Of course, like Remy, Rogue wants to know where you are 24/7. She’s privy to the tracking devices in your clothes, though she doesn’t check it constantly like Remy does, as she makes it a habit to always be near you. Mission assignments and direct orders have no effect on her; she’s gonna keep you in her line of sight no matter what anyone tells her. And of course this helps out Remy’s anxiety significantly. Rogue is basically the only person he trusts to keep you safe in his stead, so knowing she’s somewhere near you helps him breathe easier.
Now, there’s this weird contradiction in her own philosophy with you. As opposed to Remy’s “they’re just a petit trognon,” she likes to think of you as a big kid… in a very infantilizing way. It’s almost akin to a parent validating their 7 year old’s yearning for responsibility, where she wants you to believe you’re in control while still obviously babying you in the process. Of course you’re old enough to go to the mall on your own. But Rogue wants to go with you!! Not as a chaperone; you don’t need a chaperone, since you’re a big kid, right? It’s just that Rogue also wants to go to the mall!! For totally separate reasons, sugah!! Promise!!

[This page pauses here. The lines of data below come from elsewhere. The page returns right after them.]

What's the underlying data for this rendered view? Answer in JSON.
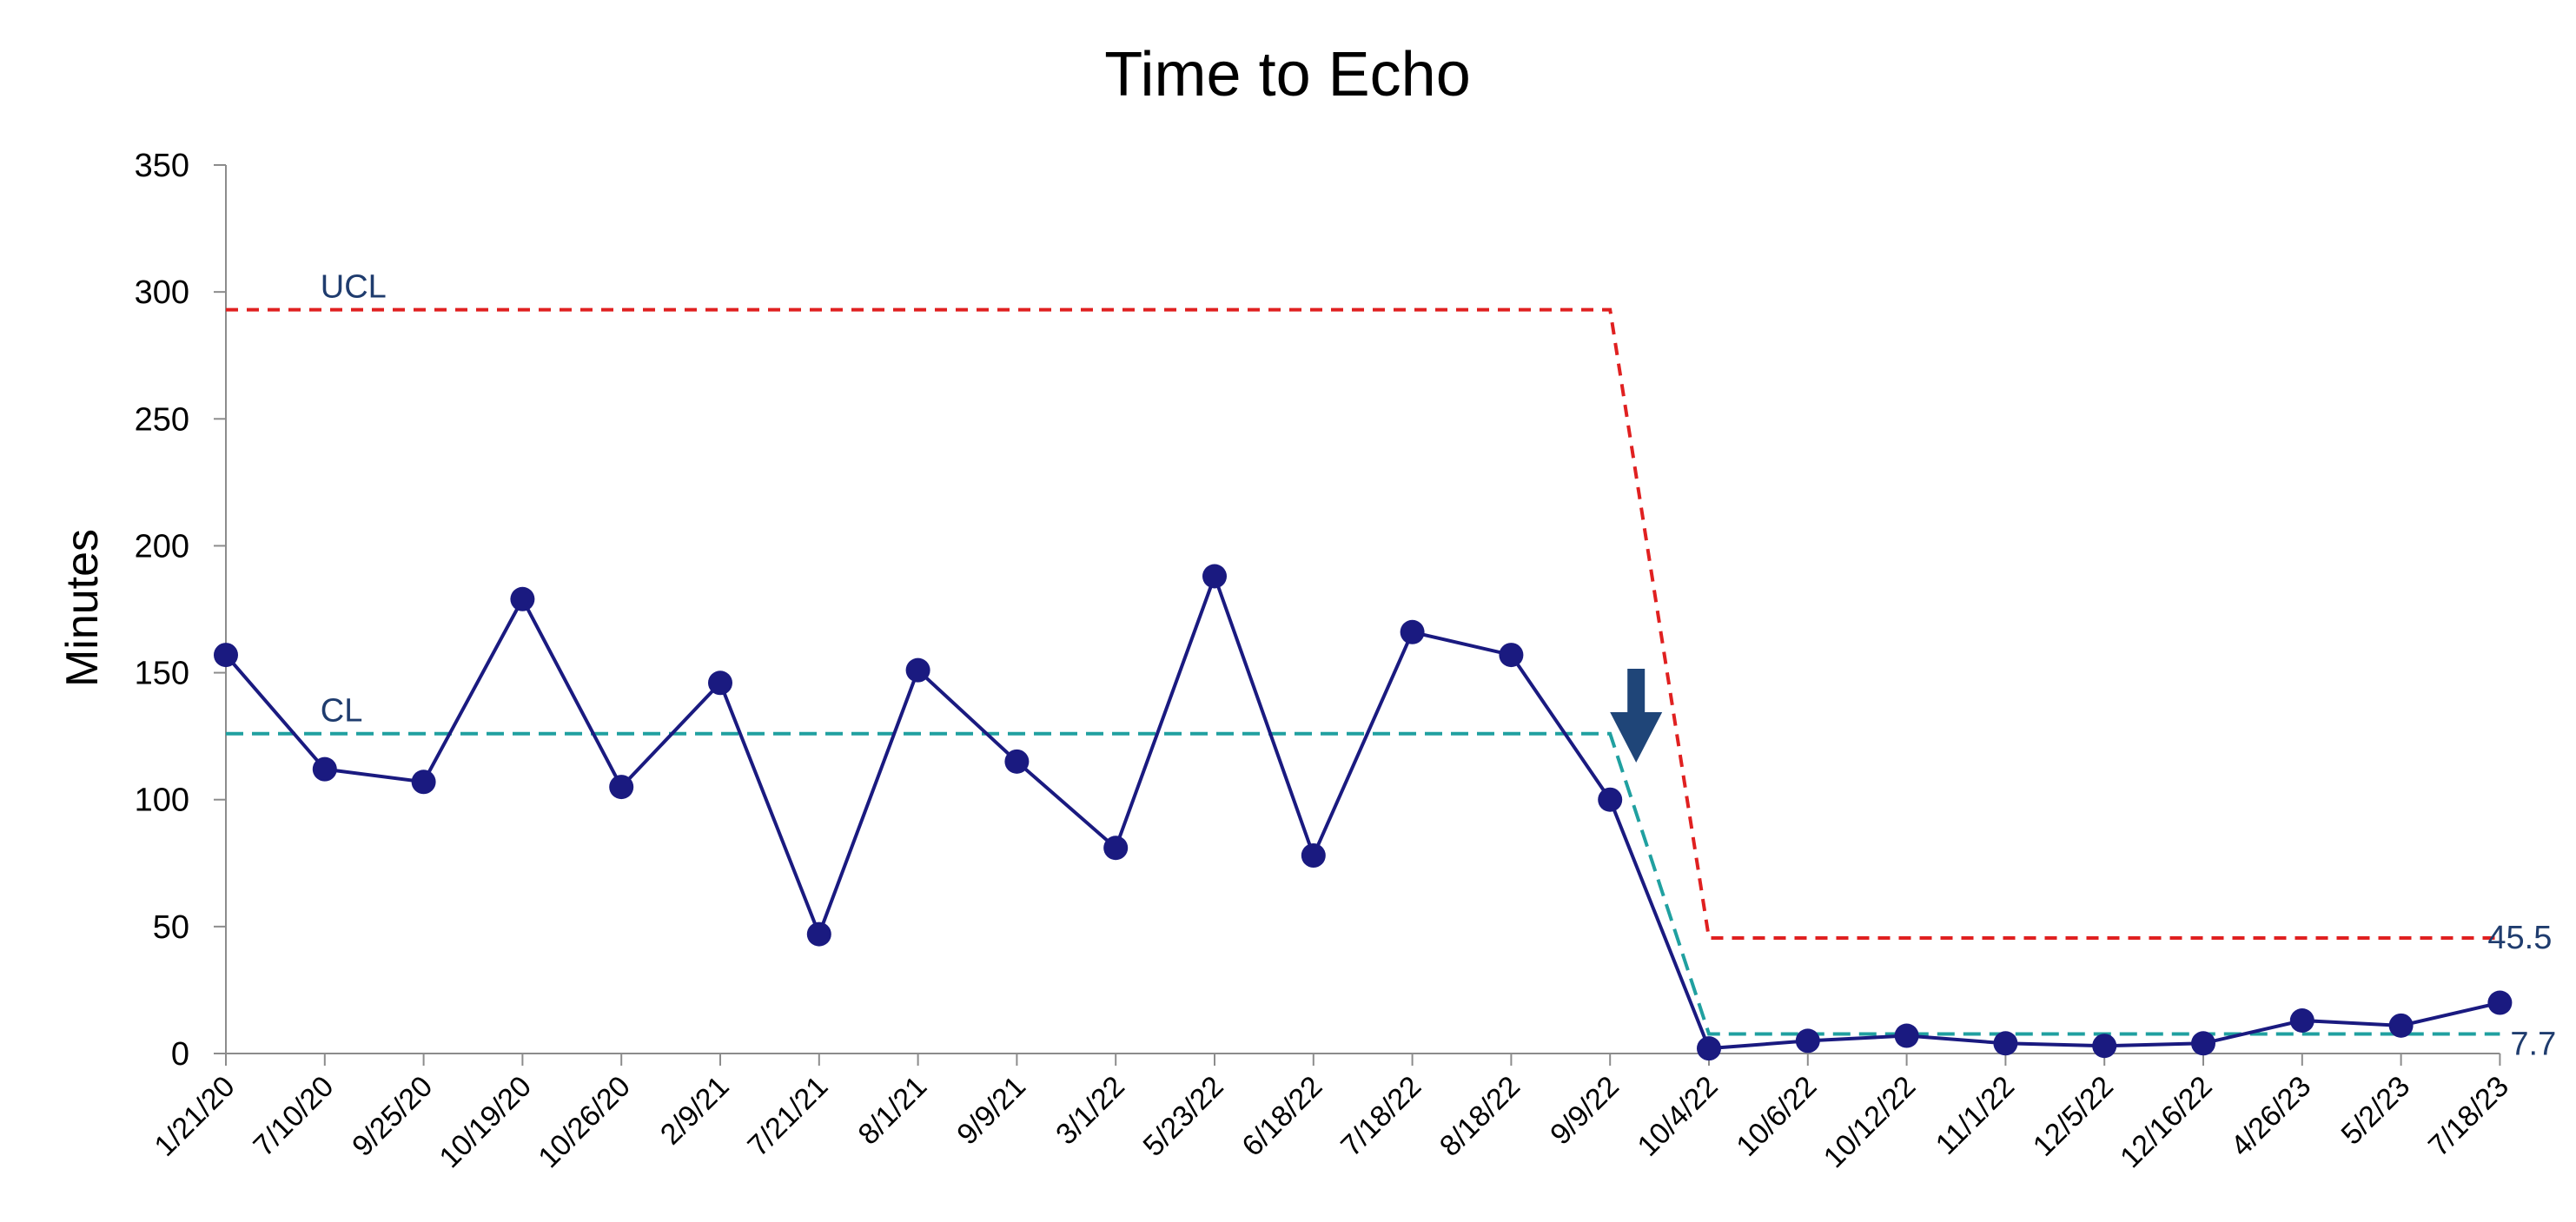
{
  "chart_data": {
    "type": "line",
    "title": "Time to Echo",
    "ylabel": "Minutes",
    "xlabel": "",
    "ylim": [
      0,
      350
    ],
    "yticks": [
      0,
      50,
      100,
      150,
      200,
      250,
      300,
      350
    ],
    "grid": false,
    "categories": [
      "1/21/20",
      "7/10/20",
      "9/25/20",
      "10/19/20",
      "10/26/20",
      "2/9/21",
      "7/21/21",
      "8/1/21",
      "9/9/21",
      "3/1/22",
      "5/23/22",
      "6/18/22",
      "7/18/22",
      "8/18/22",
      "9/9/22",
      "10/4/22",
      "10/6/22",
      "10/12/22",
      "11/1/22",
      "12/5/22",
      "12/16/22",
      "4/26/23",
      "5/2/23",
      "7/18/23"
    ],
    "series": [
      {
        "values": [
          157,
          112,
          107,
          179,
          105,
          146,
          47,
          151,
          115,
          81,
          188,
          78,
          166,
          157,
          100,
          2,
          5,
          7,
          4,
          3,
          4,
          13,
          11,
          20
        ],
        "color": "#1a1a80"
      }
    ],
    "control_limits": {
      "ucl": {
        "label": "UCL",
        "color": "#e02020",
        "segments": [
          {
            "from": 0,
            "to": 14,
            "value": 293
          },
          {
            "from": 15,
            "to": 23,
            "value": 45.5
          }
        ],
        "end_label": "45.5"
      },
      "cl": {
        "label": "CL",
        "color": "#20a0a0",
        "segments": [
          {
            "from": 0,
            "to": 14,
            "value": 126
          },
          {
            "from": 15,
            "to": 23,
            "value": 7.7
          }
        ],
        "end_label": "7.7"
      }
    },
    "marker": {
      "type": "arrow-down",
      "between": [
        14,
        15
      ],
      "color": "#1f4578"
    }
  }
}
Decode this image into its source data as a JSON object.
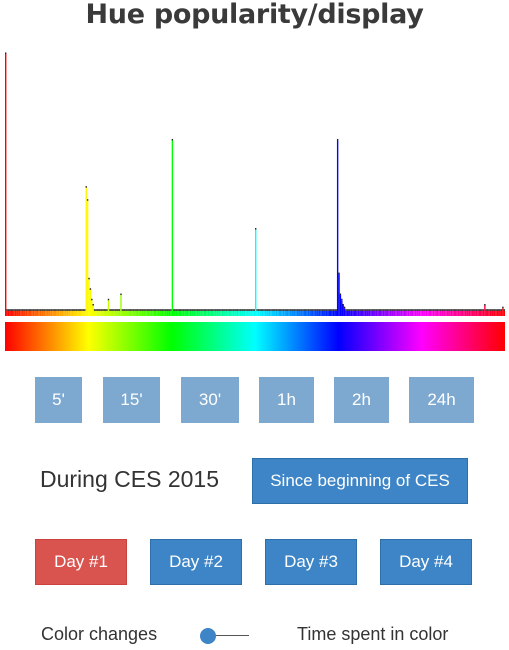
{
  "title": "Hue popularity/display",
  "chart_data": {
    "type": "bar",
    "xlabel": "",
    "ylabel": "",
    "hue_range": [
      0,
      360
    ],
    "baseline": 2,
    "spikes": [
      {
        "hue": 0,
        "value": 100
      },
      {
        "hue": 58,
        "value": 49
      },
      {
        "hue": 59,
        "value": 44
      },
      {
        "hue": 60,
        "value": 14
      },
      {
        "hue": 61,
        "value": 10
      },
      {
        "hue": 62,
        "value": 6
      },
      {
        "hue": 63,
        "value": 4
      },
      {
        "hue": 74,
        "value": 6
      },
      {
        "hue": 83,
        "value": 8
      },
      {
        "hue": 120,
        "value": 67
      },
      {
        "hue": 180,
        "value": 33
      },
      {
        "hue": 239,
        "value": 67
      },
      {
        "hue": 240,
        "value": 16
      },
      {
        "hue": 241,
        "value": 8
      },
      {
        "hue": 242,
        "value": 6
      },
      {
        "hue": 243,
        "value": 4
      },
      {
        "hue": 244,
        "value": 3
      },
      {
        "hue": 345,
        "value": 4
      },
      {
        "hue": 358,
        "value": 3
      }
    ]
  },
  "time_buttons": [
    "5'",
    "15'",
    "30'",
    "1h",
    "2h",
    "24h"
  ],
  "period_label": "During CES 2015",
  "since_button": "Since beginning of CES",
  "day_buttons": [
    "Day #1",
    "Day #2",
    "Day #3",
    "Day #4"
  ],
  "active_day": 0,
  "toggle": {
    "left_label": "Color changes",
    "right_label": "Time spent in color",
    "accent": "#3d85c6"
  },
  "colors": {
    "time_button": "#7da9d0",
    "button": "#3d85c6",
    "active_button": "#d9534f"
  }
}
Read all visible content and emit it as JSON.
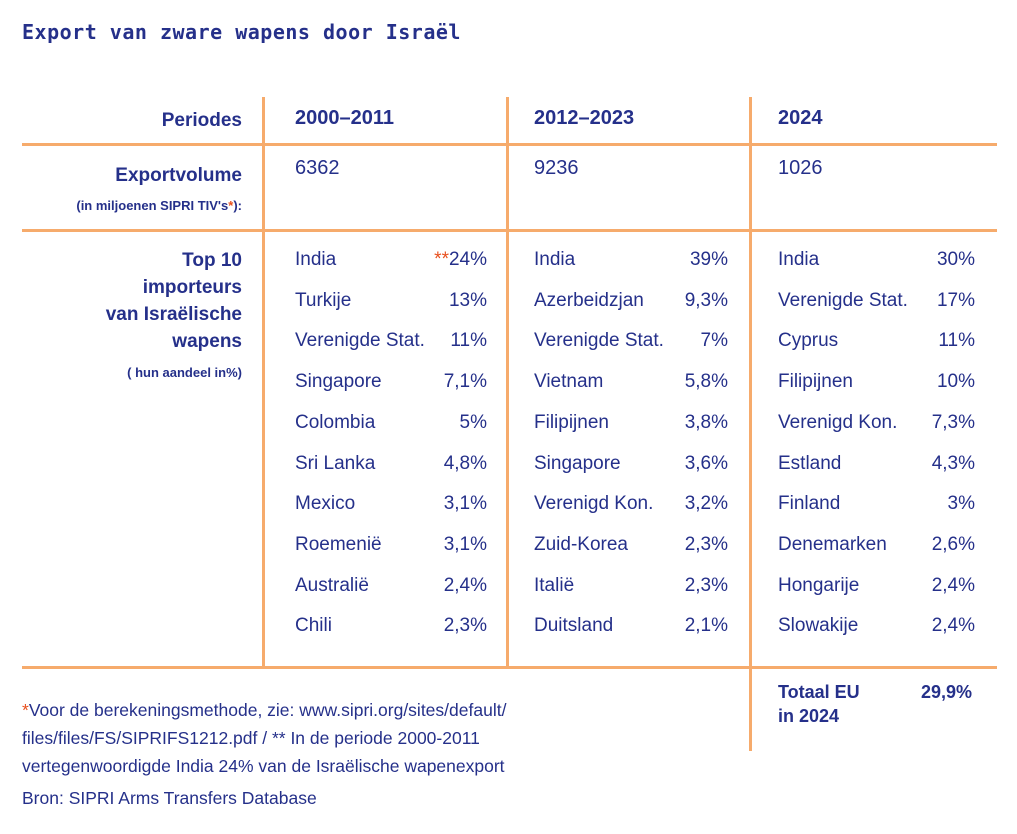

I definitely see her and Jean doing this. They wanna create the illusion of treating you with respect but never actually giving it to you. For Jean, it might actually fly under the radar when considering she’s basically the Team Mom™ to begin with, not to mention Scott’s overbearing strictness possibly overshadowing her own weird behaviors (a little telepathic manipulation here and there also helps out). But in Rogue’s case, it may be a little more conspicuous. Her normally rough exterior completely melts when it comes to you, since you’re just the sweetest little thang ever!! She can’t help it!!
All four together are a wild ride. You have your strict dad, sweet mom, chill uncle, and batshit crazy aunt, all mixing together into this weird cacophony of accidental coparenting. While Scott and Remy don’t really get along with each other, I actually think Jean and Rogue would easily come to an understanding. They both think you’re adorable and want to viciously tear apart whoever wants to lay a finger on you. A completely normal common goal!! Jean will hand you over to Rogue like, “be a good dear for auntie” while preventing Scott from lunging at Remy with her telekinesis. This is just so fun, the five of you are a dysfunctional family that all of the other X-Men are forced to watch with absolute horror on their faces (and they don’t even know the full extent of how weird it is).
I’m so soft for this idea. I wish I could get darker, but I yearn for the comfort of Momma Jean and Taunty Rogue, SOBS.